Earning trust for AI is a socio-technological challenge, Boinodiris implored. The intersection of technology and social ethics is often overlooked by tech developers responsible for its invention, where ethics comes as an after-thought, not a constant guide for its actuality.

“Technology alone cannot solve this problem,” continued Boinodiris. “There is no easy button; it's hard work. You can’t just install and configure a single tool to resolve it.”

Instead, it requires a holistic approach—from people to culture, process, governance, and tools—acknowledging that humans creating data or the machines that produce it are innately biased creatures.

Data science, Boinodiris noted, plays a significant role in remediating data and the bias of its creators.

“What needs to be unlearned is that 100% of the effort it takes to create AI is coding, when in fact, over 70% of the effort is finding the right data,” she said. “We have to have really talented people who are trained to ask hard questions about data.”

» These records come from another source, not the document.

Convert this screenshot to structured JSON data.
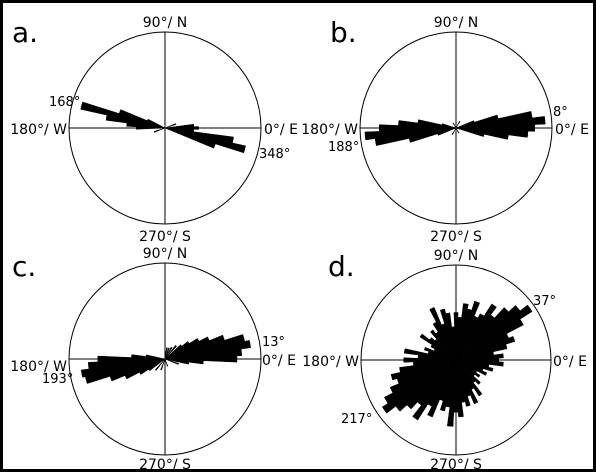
{
  "figure": {
    "frame_color": "#000000",
    "bar_color": "#000000"
  },
  "chart_data": [
    {
      "type": "rose",
      "panel_label": "a.",
      "direction_labels": {
        "north": "90°/ N",
        "west": "180°/ W",
        "east": "0°/ E",
        "south": "270°/ S"
      },
      "peak_labels": [
        "168°",
        "348°"
      ],
      "bin_width_deg": 5,
      "radius_max": 1.0,
      "sectors": [
        {
          "angle": 0,
          "r": 0.35
        },
        {
          "angle": 5,
          "r": 0.3
        },
        {
          "angle": 340,
          "r": 0.55
        },
        {
          "angle": 345,
          "r": 0.86
        },
        {
          "angle": 350,
          "r": 0.72
        },
        {
          "angle": 355,
          "r": 0.3
        },
        {
          "angle": 180,
          "r": 0.3
        },
        {
          "angle": 175,
          "r": 0.4
        },
        {
          "angle": 170,
          "r": 0.62
        },
        {
          "angle": 165,
          "r": 0.9
        },
        {
          "angle": 160,
          "r": 0.5
        },
        {
          "angle": 155,
          "r": 0.2
        },
        {
          "angle": 20,
          "r": 0.12
        },
        {
          "angle": 200,
          "r": 0.12
        }
      ]
    },
    {
      "type": "rose",
      "panel_label": "b.",
      "direction_labels": {
        "north": "90°/ N",
        "west": "180°/ W",
        "east": "0°/ E",
        "south": "270°/ S"
      },
      "peak_labels": [
        "8°",
        "188°"
      ],
      "bin_width_deg": 5,
      "radius_max": 1.0,
      "sectors": [
        {
          "angle": 0,
          "r": 0.82
        },
        {
          "angle": 5,
          "r": 0.93
        },
        {
          "angle": 10,
          "r": 0.8
        },
        {
          "angle": 15,
          "r": 0.45
        },
        {
          "angle": 20,
          "r": 0.2
        },
        {
          "angle": 350,
          "r": 0.55
        },
        {
          "angle": 355,
          "r": 0.75
        },
        {
          "angle": 345,
          "r": 0.3
        },
        {
          "angle": 180,
          "r": 0.8
        },
        {
          "angle": 185,
          "r": 0.95
        },
        {
          "angle": 190,
          "r": 0.85
        },
        {
          "angle": 175,
          "r": 0.6
        },
        {
          "angle": 170,
          "r": 0.4
        },
        {
          "angle": 195,
          "r": 0.5
        },
        {
          "angle": 200,
          "r": 0.2
        },
        {
          "angle": 165,
          "r": 0.15
        },
        {
          "angle": 60,
          "r": 0.08
        },
        {
          "angle": 240,
          "r": 0.08
        },
        {
          "angle": 120,
          "r": 0.06
        },
        {
          "angle": 300,
          "r": 0.06
        }
      ]
    },
    {
      "type": "rose",
      "panel_label": "c.",
      "direction_labels": {
        "north": "90°/ N",
        "west": "180°/ W",
        "east": "0°/ E",
        "south": "270°/ S"
      },
      "peak_labels": [
        "13°",
        "193°"
      ],
      "bin_width_deg": 5,
      "radius_max": 1.0,
      "sectors": [
        {
          "angle": 0,
          "r": 0.75
        },
        {
          "angle": 5,
          "r": 0.8
        },
        {
          "angle": 10,
          "r": 0.9
        },
        {
          "angle": 15,
          "r": 0.85
        },
        {
          "angle": 20,
          "r": 0.65
        },
        {
          "angle": 25,
          "r": 0.5
        },
        {
          "angle": 30,
          "r": 0.4
        },
        {
          "angle": 35,
          "r": 0.3
        },
        {
          "angle": 40,
          "r": 0.22
        },
        {
          "angle": 50,
          "r": 0.18
        },
        {
          "angle": 60,
          "r": 0.14
        },
        {
          "angle": 70,
          "r": 0.12
        },
        {
          "angle": 80,
          "r": 0.12
        },
        {
          "angle": 355,
          "r": 0.4
        },
        {
          "angle": 350,
          "r": 0.25
        },
        {
          "angle": 340,
          "r": 0.15
        },
        {
          "angle": 180,
          "r": 0.7
        },
        {
          "angle": 185,
          "r": 0.8
        },
        {
          "angle": 190,
          "r": 0.88
        },
        {
          "angle": 195,
          "r": 0.85
        },
        {
          "angle": 200,
          "r": 0.6
        },
        {
          "angle": 205,
          "r": 0.45
        },
        {
          "angle": 210,
          "r": 0.3
        },
        {
          "angle": 215,
          "r": 0.2
        },
        {
          "angle": 175,
          "r": 0.35
        },
        {
          "angle": 170,
          "r": 0.2
        },
        {
          "angle": 230,
          "r": 0.15
        },
        {
          "angle": 250,
          "r": 0.12
        },
        {
          "angle": 270,
          "r": 0.08
        },
        {
          "angle": 290,
          "r": 0.08
        }
      ]
    },
    {
      "type": "rose",
      "panel_label": "d.",
      "direction_labels": {
        "north": "90°/ N",
        "west": "180°/ W",
        "east": "0°/ E",
        "south": "270°/ S"
      },
      "peak_labels": [
        "37°",
        "217°"
      ],
      "bin_width_deg": 5,
      "radius_max": 1.0,
      "sectors": [
        {
          "angle": 0,
          "r": 0.45
        },
        {
          "angle": 5,
          "r": 0.5
        },
        {
          "angle": 10,
          "r": 0.4
        },
        {
          "angle": 15,
          "r": 0.55
        },
        {
          "angle": 20,
          "r": 0.65
        },
        {
          "angle": 25,
          "r": 0.6
        },
        {
          "angle": 30,
          "r": 0.8
        },
        {
          "angle": 35,
          "r": 0.95
        },
        {
          "angle": 40,
          "r": 0.85
        },
        {
          "angle": 45,
          "r": 0.75
        },
        {
          "angle": 50,
          "r": 0.6
        },
        {
          "angle": 55,
          "r": 0.7
        },
        {
          "angle": 60,
          "r": 0.55
        },
        {
          "angle": 65,
          "r": 0.5
        },
        {
          "angle": 70,
          "r": 0.65
        },
        {
          "angle": 75,
          "r": 0.55
        },
        {
          "angle": 80,
          "r": 0.6
        },
        {
          "angle": 85,
          "r": 0.45
        },
        {
          "angle": 90,
          "r": 0.5
        },
        {
          "angle": 95,
          "r": 0.35
        },
        {
          "angle": 100,
          "r": 0.5
        },
        {
          "angle": 105,
          "r": 0.55
        },
        {
          "angle": 110,
          "r": 0.4
        },
        {
          "angle": 115,
          "r": 0.6
        },
        {
          "angle": 120,
          "r": 0.45
        },
        {
          "angle": 125,
          "r": 0.35
        },
        {
          "angle": 130,
          "r": 0.4
        },
        {
          "angle": 135,
          "r": 0.3
        },
        {
          "angle": 140,
          "r": 0.35
        },
        {
          "angle": 145,
          "r": 0.45
        },
        {
          "angle": 150,
          "r": 0.3
        },
        {
          "angle": 155,
          "r": 0.25
        },
        {
          "angle": 160,
          "r": 0.35
        },
        {
          "angle": 165,
          "r": 0.3
        },
        {
          "angle": 170,
          "r": 0.55
        },
        {
          "angle": 175,
          "r": 0.4
        },
        {
          "angle": 180,
          "r": 0.55
        },
        {
          "angle": 185,
          "r": 0.45
        },
        {
          "angle": 190,
          "r": 0.6
        },
        {
          "angle": 195,
          "r": 0.7
        },
        {
          "angle": 200,
          "r": 0.65
        },
        {
          "angle": 205,
          "r": 0.75
        },
        {
          "angle": 210,
          "r": 0.85
        },
        {
          "angle": 215,
          "r": 0.92
        },
        {
          "angle": 220,
          "r": 0.8
        },
        {
          "angle": 225,
          "r": 0.7
        },
        {
          "angle": 230,
          "r": 0.6
        },
        {
          "angle": 235,
          "r": 0.75
        },
        {
          "angle": 240,
          "r": 0.55
        },
        {
          "angle": 245,
          "r": 0.65
        },
        {
          "angle": 250,
          "r": 0.45
        },
        {
          "angle": 255,
          "r": 0.55
        },
        {
          "angle": 260,
          "r": 0.5
        },
        {
          "angle": 265,
          "r": 0.7
        },
        {
          "angle": 270,
          "r": 0.55
        },
        {
          "angle": 275,
          "r": 0.6
        },
        {
          "angle": 280,
          "r": 0.45
        },
        {
          "angle": 285,
          "r": 0.5
        },
        {
          "angle": 290,
          "r": 0.4
        },
        {
          "angle": 295,
          "r": 0.5
        },
        {
          "angle": 300,
          "r": 0.35
        },
        {
          "angle": 305,
          "r": 0.45
        },
        {
          "angle": 310,
          "r": 0.3
        },
        {
          "angle": 315,
          "r": 0.35
        },
        {
          "angle": 320,
          "r": 0.25
        },
        {
          "angle": 325,
          "r": 0.3
        },
        {
          "angle": 330,
          "r": 0.25
        },
        {
          "angle": 335,
          "r": 0.35
        },
        {
          "angle": 340,
          "r": 0.3
        },
        {
          "angle": 345,
          "r": 0.4
        },
        {
          "angle": 350,
          "r": 0.35
        },
        {
          "angle": 355,
          "r": 0.5
        }
      ]
    }
  ]
}
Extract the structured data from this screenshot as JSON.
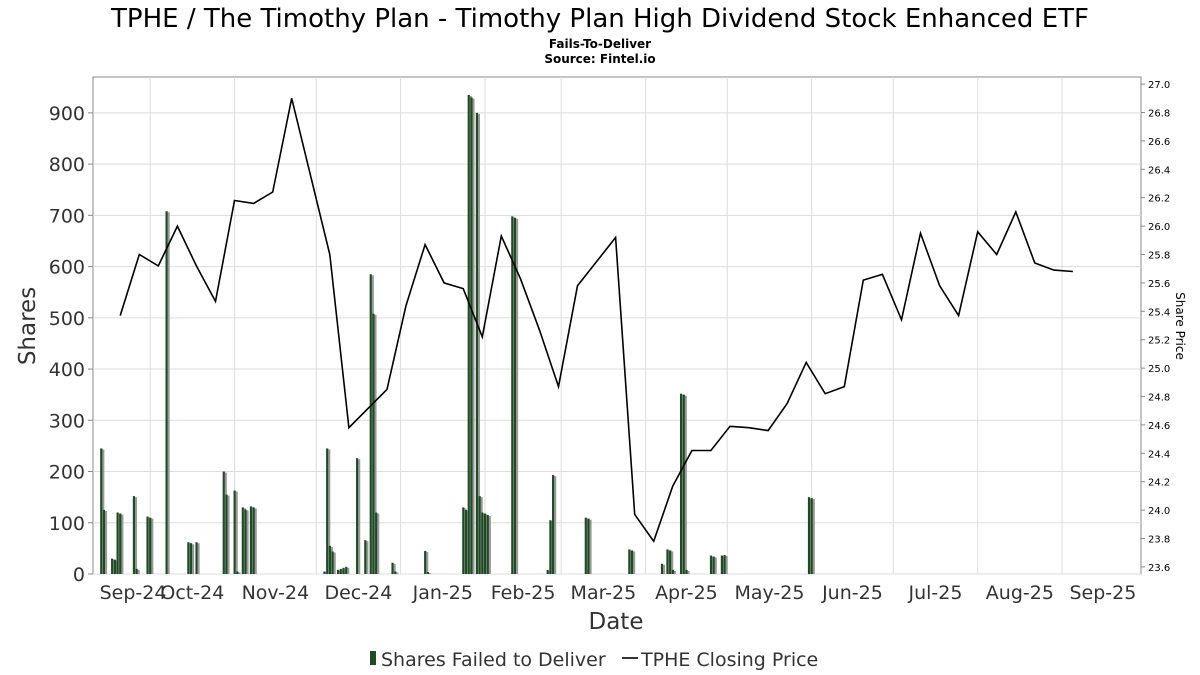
{
  "chart_data": {
    "type": "bar",
    "title": "TPHE / The Timothy Plan - Timothy Plan High Dividend Stock Enhanced ETF",
    "subtitle": "Fails-To-Deliver",
    "source": "Source: Fintel.io",
    "xlabel": "Date",
    "ylabel": "Shares",
    "ylabel_right": "Share Price",
    "ylim": [
      0,
      970
    ],
    "ylim_right": [
      23.55,
      27.05
    ],
    "xlim": [
      "2024-09-10",
      "2025-09-30"
    ],
    "yticks": [
      0,
      100,
      200,
      300,
      400,
      500,
      600,
      700,
      800,
      900
    ],
    "yticks_right": [
      "23.6",
      "23.8",
      "24.0",
      "24.2",
      "24.4",
      "24.6",
      "24.8",
      "25.0",
      "25.2",
      "25.4",
      "25.6",
      "25.8",
      "26.0",
      "26.2",
      "26.4",
      "26.6",
      "26.8",
      "27.0"
    ],
    "xticks": [
      {
        "date": "2024-09-01",
        "label": "Sep-24"
      },
      {
        "date": "2024-10-01",
        "label": "Oct-24"
      },
      {
        "date": "2024-11-01",
        "label": "Nov-24"
      },
      {
        "date": "2024-12-01",
        "label": "Dec-24"
      },
      {
        "date": "2025-01-01",
        "label": "Jan-25"
      },
      {
        "date": "2025-02-01",
        "label": "Feb-25"
      },
      {
        "date": "2025-03-01",
        "label": "Mar-25"
      },
      {
        "date": "2025-04-01",
        "label": "Apr-25"
      },
      {
        "date": "2025-05-01",
        "label": "May-25"
      },
      {
        "date": "2025-06-01",
        "label": "Jun-25"
      },
      {
        "date": "2025-07-01",
        "label": "Jul-25"
      },
      {
        "date": "2025-08-01",
        "label": "Aug-25"
      },
      {
        "date": "2025-09-01",
        "label": "Sep-25"
      }
    ],
    "grid": true,
    "legend_placement": "bottom",
    "colors": {
      "bars": "#1e4a24",
      "bar_shadow": "#999999",
      "line": "#000000",
      "grid": "#dddddd"
    },
    "series": [
      {
        "name": "Shares Failed to Deliver",
        "type": "bar",
        "points": [
          {
            "x": "2024-09-13",
            "y": 245
          },
          {
            "x": "2024-09-14",
            "y": 125
          },
          {
            "x": "2024-09-17",
            "y": 30
          },
          {
            "x": "2024-09-18",
            "y": 28
          },
          {
            "x": "2024-09-19",
            "y": 120
          },
          {
            "x": "2024-09-20",
            "y": 118
          },
          {
            "x": "2024-09-25",
            "y": 152
          },
          {
            "x": "2024-09-26",
            "y": 10
          },
          {
            "x": "2024-09-30",
            "y": 112
          },
          {
            "x": "2024-10-01",
            "y": 110
          },
          {
            "x": "2024-10-07",
            "y": 708
          },
          {
            "x": "2024-10-15",
            "y": 62
          },
          {
            "x": "2024-10-16",
            "y": 60
          },
          {
            "x": "2024-10-18",
            "y": 62
          },
          {
            "x": "2024-10-28",
            "y": 200
          },
          {
            "x": "2024-10-29",
            "y": 155
          },
          {
            "x": "2024-11-01",
            "y": 163
          },
          {
            "x": "2024-11-02",
            "y": 5
          },
          {
            "x": "2024-11-04",
            "y": 130
          },
          {
            "x": "2024-11-05",
            "y": 126
          },
          {
            "x": "2024-11-07",
            "y": 132
          },
          {
            "x": "2024-11-08",
            "y": 130
          },
          {
            "x": "2024-12-04",
            "y": 5
          },
          {
            "x": "2024-12-05",
            "y": 245
          },
          {
            "x": "2024-12-06",
            "y": 55
          },
          {
            "x": "2024-12-07",
            "y": 44
          },
          {
            "x": "2024-12-09",
            "y": 8
          },
          {
            "x": "2024-12-10",
            "y": 10
          },
          {
            "x": "2024-12-11",
            "y": 12
          },
          {
            "x": "2024-12-12",
            "y": 14
          },
          {
            "x": "2024-12-16",
            "y": 226
          },
          {
            "x": "2024-12-19",
            "y": 66
          },
          {
            "x": "2024-12-21",
            "y": 585
          },
          {
            "x": "2024-12-22",
            "y": 508
          },
          {
            "x": "2024-12-23",
            "y": 120
          },
          {
            "x": "2024-12-29",
            "y": 22
          },
          {
            "x": "2024-12-30",
            "y": 5
          },
          {
            "x": "2025-01-10",
            "y": 45
          },
          {
            "x": "2025-01-11",
            "y": 4
          },
          {
            "x": "2025-01-24",
            "y": 130
          },
          {
            "x": "2025-01-25",
            "y": 125
          },
          {
            "x": "2025-01-26",
            "y": 935
          },
          {
            "x": "2025-01-27",
            "y": 930
          },
          {
            "x": "2025-01-29",
            "y": 900
          },
          {
            "x": "2025-01-30",
            "y": 152
          },
          {
            "x": "2025-01-31",
            "y": 120
          },
          {
            "x": "2025-02-01",
            "y": 118
          },
          {
            "x": "2025-02-02",
            "y": 115
          },
          {
            "x": "2025-02-11",
            "y": 698
          },
          {
            "x": "2025-02-12",
            "y": 695
          },
          {
            "x": "2025-02-24",
            "y": 8
          },
          {
            "x": "2025-02-25",
            "y": 105
          },
          {
            "x": "2025-02-26",
            "y": 193
          },
          {
            "x": "2025-03-10",
            "y": 110
          },
          {
            "x": "2025-03-11",
            "y": 108
          },
          {
            "x": "2025-03-26",
            "y": 48
          },
          {
            "x": "2025-03-27",
            "y": 46
          },
          {
            "x": "2025-04-07",
            "y": 20
          },
          {
            "x": "2025-04-09",
            "y": 48
          },
          {
            "x": "2025-04-10",
            "y": 46
          },
          {
            "x": "2025-04-11",
            "y": 8
          },
          {
            "x": "2025-04-14",
            "y": 352
          },
          {
            "x": "2025-04-15",
            "y": 350
          },
          {
            "x": "2025-04-16",
            "y": 8
          },
          {
            "x": "2025-04-25",
            "y": 36
          },
          {
            "x": "2025-04-26",
            "y": 34
          },
          {
            "x": "2025-04-29",
            "y": 36
          },
          {
            "x": "2025-04-30",
            "y": 37
          },
          {
            "x": "2025-05-31",
            "y": 150
          },
          {
            "x": "2025-06-01",
            "y": 148
          }
        ]
      },
      {
        "name": "TPHE Closing Price",
        "type": "line",
        "points": [
          {
            "x": "2024-09-20",
            "y": 25.37
          },
          {
            "x": "2024-09-27",
            "y": 25.8
          },
          {
            "x": "2024-10-04",
            "y": 25.72
          },
          {
            "x": "2024-10-11",
            "y": 26.0
          },
          {
            "x": "2024-10-18",
            "y": 25.72
          },
          {
            "x": "2024-10-25",
            "y": 25.47
          },
          {
            "x": "2024-11-01",
            "y": 26.18
          },
          {
            "x": "2024-11-08",
            "y": 26.16
          },
          {
            "x": "2024-11-15",
            "y": 26.24
          },
          {
            "x": "2024-11-22",
            "y": 26.9
          },
          {
            "x": "2024-12-06",
            "y": 25.8
          },
          {
            "x": "2024-12-13",
            "y": 24.58
          },
          {
            "x": "2024-12-27",
            "y": 24.85
          },
          {
            "x": "2025-01-03",
            "y": 25.44
          },
          {
            "x": "2025-01-10",
            "y": 25.87
          },
          {
            "x": "2025-01-17",
            "y": 25.6
          },
          {
            "x": "2025-01-24",
            "y": 25.56
          },
          {
            "x": "2025-01-31",
            "y": 25.22
          },
          {
            "x": "2025-02-07",
            "y": 25.93
          },
          {
            "x": "2025-02-14",
            "y": 25.63
          },
          {
            "x": "2025-02-21",
            "y": 25.27
          },
          {
            "x": "2025-02-28",
            "y": 24.87
          },
          {
            "x": "2025-03-07",
            "y": 25.58
          },
          {
            "x": "2025-03-21",
            "y": 25.92
          },
          {
            "x": "2025-03-28",
            "y": 23.97
          },
          {
            "x": "2025-04-04",
            "y": 23.78
          },
          {
            "x": "2025-04-11",
            "y": 24.17
          },
          {
            "x": "2025-04-18",
            "y": 24.42
          },
          {
            "x": "2025-04-25",
            "y": 24.42
          },
          {
            "x": "2025-05-02",
            "y": 24.59
          },
          {
            "x": "2025-05-09",
            "y": 24.58
          },
          {
            "x": "2025-05-16",
            "y": 24.56
          },
          {
            "x": "2025-05-23",
            "y": 24.75
          },
          {
            "x": "2025-05-30",
            "y": 25.04
          },
          {
            "x": "2025-06-06",
            "y": 24.82
          },
          {
            "x": "2025-06-13",
            "y": 24.87
          },
          {
            "x": "2025-06-20",
            "y": 25.62
          },
          {
            "x": "2025-06-27",
            "y": 25.66
          },
          {
            "x": "2025-07-04",
            "y": 25.34
          },
          {
            "x": "2025-07-11",
            "y": 25.95
          },
          {
            "x": "2025-07-18",
            "y": 25.58
          },
          {
            "x": "2025-07-25",
            "y": 25.37
          },
          {
            "x": "2025-08-01",
            "y": 25.96
          },
          {
            "x": "2025-08-08",
            "y": 25.8
          },
          {
            "x": "2025-08-15",
            "y": 26.1
          },
          {
            "x": "2025-08-22",
            "y": 25.74
          },
          {
            "x": "2025-08-29",
            "y": 25.69
          },
          {
            "x": "2025-09-05",
            "y": 25.68
          }
        ]
      }
    ]
  }
}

Questions such as, “Who or what generated this data?”; “Who or what is responsible for managing this data?”; “Does it reveal judgements against a group of people?”; and “Is this data inclusive?” are the sorts of inquiries that begin to integrate ethics with technology.

Ultimately, Boinodiris pointed to holistic approaches that targets inclusivity and accessibility in both the AI and the surrounding environment cultivating it.

“When you talk about the right culture to curate AI responsibly, you have to start with a foundation of diversity and inclusivity,” said Boinodiris.

Embracing an integrative approach toward expertise by being truly multidisciplinary—preventing exclusion of certain entities at the level of an organization’s teams—invites its products to be just as diverse and socially encompassing.

Boinodiris concluded that considering who even gets invited to conversations of AI ethics, both in an enterprise and in its wider education, also empowers its ethicality. At the root, inclusivity and accessibility must be unalienable from its technological development and application to create and sustain responsible AI.

KMWorld returned in-person to the J.W. Marriott in Washington D.C. on November 7-10, with pre-conference workshops held on November 7.

KMWorld 2022 is a part of a unique program of five co-located conferences, which also includes Enterprise Search & Discovery, Office 365 Symposium, Taxonomy Boot Camp, and Text Analytics Forum.